How much rice, lentils and beans can you buy for what it costs to care for one blind, amputee diabetic? Lots and lots, I bet.
Another effect I hoped for (perhaps the core effect) would be to alter people’s ideas of what “food” is.
We generally consider the food we grew up with to be real food, and stuff encountered later as foreign, peculiar or even non-food. Diet is partly choice, true — but much of what we consider choice comes down to imprinting.
Jared Diamon, in his book “Collapse: How Societies Choose to Fail or Succeed”: wrote about why the Norse settlements on Greenland failed. He said
“Looking back on these settlements from our vantage point today, we can observe that the Norse were imperceptibly following practices which weren’t sustainable in their environment in Greenland. These practices were as follows:
•Chopped down forests to use wood for fuel, furniture and houses
•Used cleared land for grazing cows
•Built houses out of 6-foot slabs of turf which meant a home consumed about 10 acres of grassland
These practices weren’t sustainable… Looking back the Norse Greenlanders should have learned from the Inuit to hunt seals as the most reliable food source in winter.
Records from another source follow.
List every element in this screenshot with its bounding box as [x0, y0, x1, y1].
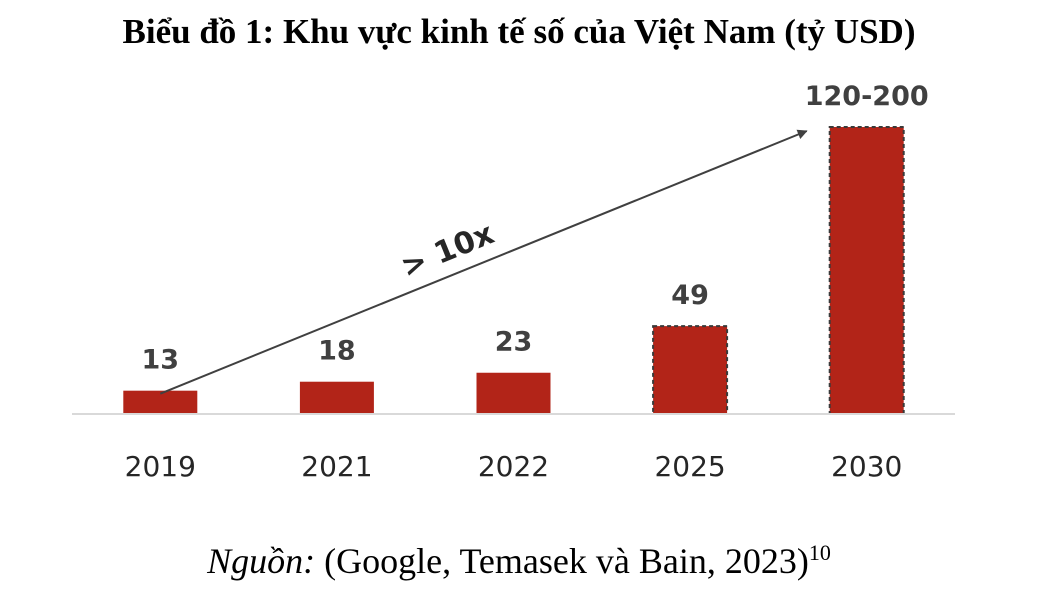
growth-arrow — [159, 129, 808, 395]
value-label-2030: 120-200 — [805, 81, 929, 112]
x-tick-2025: 2025 — [654, 450, 725, 483]
source-text: (Google, Temasek và Bain, 2023) — [324, 541, 809, 581]
bar-2022 — [476, 372, 551, 414]
bar-2030 — [828, 126, 905, 415]
growth-annotation: > 10x — [396, 216, 499, 285]
value-label-2025: 49 — [671, 280, 709, 311]
x-tick-2030: 2030 — [831, 450, 902, 483]
bar-2019 — [123, 390, 198, 414]
value-label-2022: 23 — [495, 327, 533, 358]
source-note: Nguồn: (Google, Temasek và Bain, 2023)10 — [0, 540, 1038, 582]
source-label: Nguồn: — [207, 541, 316, 581]
x-tick-2022: 2022 — [478, 450, 549, 483]
x-tick-2021: 2021 — [301, 450, 372, 483]
bar-chart: 13 18 23 49 120-200 2019 2021 2022 2025 2030 > 1… — [72, 81, 955, 483]
value-label-2021: 18 — [318, 336, 356, 367]
value-label-2019: 13 — [142, 345, 180, 376]
x-tick-2019: 2019 — [125, 450, 196, 483]
chart-title: Biểu đồ 1: Khu vực kinh tế số của Việt N… — [122, 12, 916, 51]
footnote-marker: 10 — [808, 540, 831, 565]
bar-2021 — [299, 381, 374, 414]
bar-2025 — [652, 325, 729, 416]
But they preferred beef and didn’t like seal. The Norse also should have eaten fish. If they had, they may have survived.”
I consider canned mushroom soup to be a staple, along with bananas, potato chips, and frozen pizza. My grandmother, born in the late 1800s, most likely would never have seen these when she was growing up.
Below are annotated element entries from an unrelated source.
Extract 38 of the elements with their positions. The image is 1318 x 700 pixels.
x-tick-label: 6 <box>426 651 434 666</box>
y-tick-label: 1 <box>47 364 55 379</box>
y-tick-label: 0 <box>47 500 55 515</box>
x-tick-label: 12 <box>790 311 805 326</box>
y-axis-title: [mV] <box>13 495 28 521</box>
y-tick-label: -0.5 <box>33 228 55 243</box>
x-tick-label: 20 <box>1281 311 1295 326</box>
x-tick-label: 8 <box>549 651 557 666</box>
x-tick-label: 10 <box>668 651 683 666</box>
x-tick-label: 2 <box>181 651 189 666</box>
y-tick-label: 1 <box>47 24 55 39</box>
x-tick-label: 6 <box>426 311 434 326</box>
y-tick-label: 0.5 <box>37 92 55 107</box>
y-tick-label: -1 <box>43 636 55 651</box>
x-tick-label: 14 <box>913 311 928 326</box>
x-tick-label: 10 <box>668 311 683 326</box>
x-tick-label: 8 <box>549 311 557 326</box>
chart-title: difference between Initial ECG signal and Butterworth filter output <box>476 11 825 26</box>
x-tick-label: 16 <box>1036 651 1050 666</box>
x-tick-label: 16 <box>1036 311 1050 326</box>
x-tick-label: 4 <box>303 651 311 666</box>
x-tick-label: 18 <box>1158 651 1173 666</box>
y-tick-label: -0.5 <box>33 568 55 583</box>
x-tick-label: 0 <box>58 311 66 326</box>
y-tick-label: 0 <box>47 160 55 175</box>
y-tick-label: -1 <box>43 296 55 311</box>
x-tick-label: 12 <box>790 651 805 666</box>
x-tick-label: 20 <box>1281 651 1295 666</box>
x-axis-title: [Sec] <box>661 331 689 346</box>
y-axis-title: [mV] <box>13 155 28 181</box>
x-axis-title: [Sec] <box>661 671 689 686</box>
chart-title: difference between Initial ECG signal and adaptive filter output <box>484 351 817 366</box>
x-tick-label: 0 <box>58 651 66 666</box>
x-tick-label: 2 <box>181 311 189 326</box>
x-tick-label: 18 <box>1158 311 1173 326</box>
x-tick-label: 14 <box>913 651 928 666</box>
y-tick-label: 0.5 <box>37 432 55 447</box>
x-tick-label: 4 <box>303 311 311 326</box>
But what if a generation of children grew up eating delicious street food? Presented correctly, it could become the circus and state-fair finger food for a whole population of youngsters, and help introduce people to a diet that doesn’t subvert their health.
As for the free rider problem — bring ’em on. In an inversion of the old saw, we could be a culture where “the wealthy, as well as the poor, are permitted to eat Streetfood all they wish.”
Up here, a person generally has to be below 37% of our poverty line before they will go to a food bank. People who need the food still won’t go until truly desperate. I think the potential for free riders is less than one might imagine, and meanwhile — they will learn different tastes.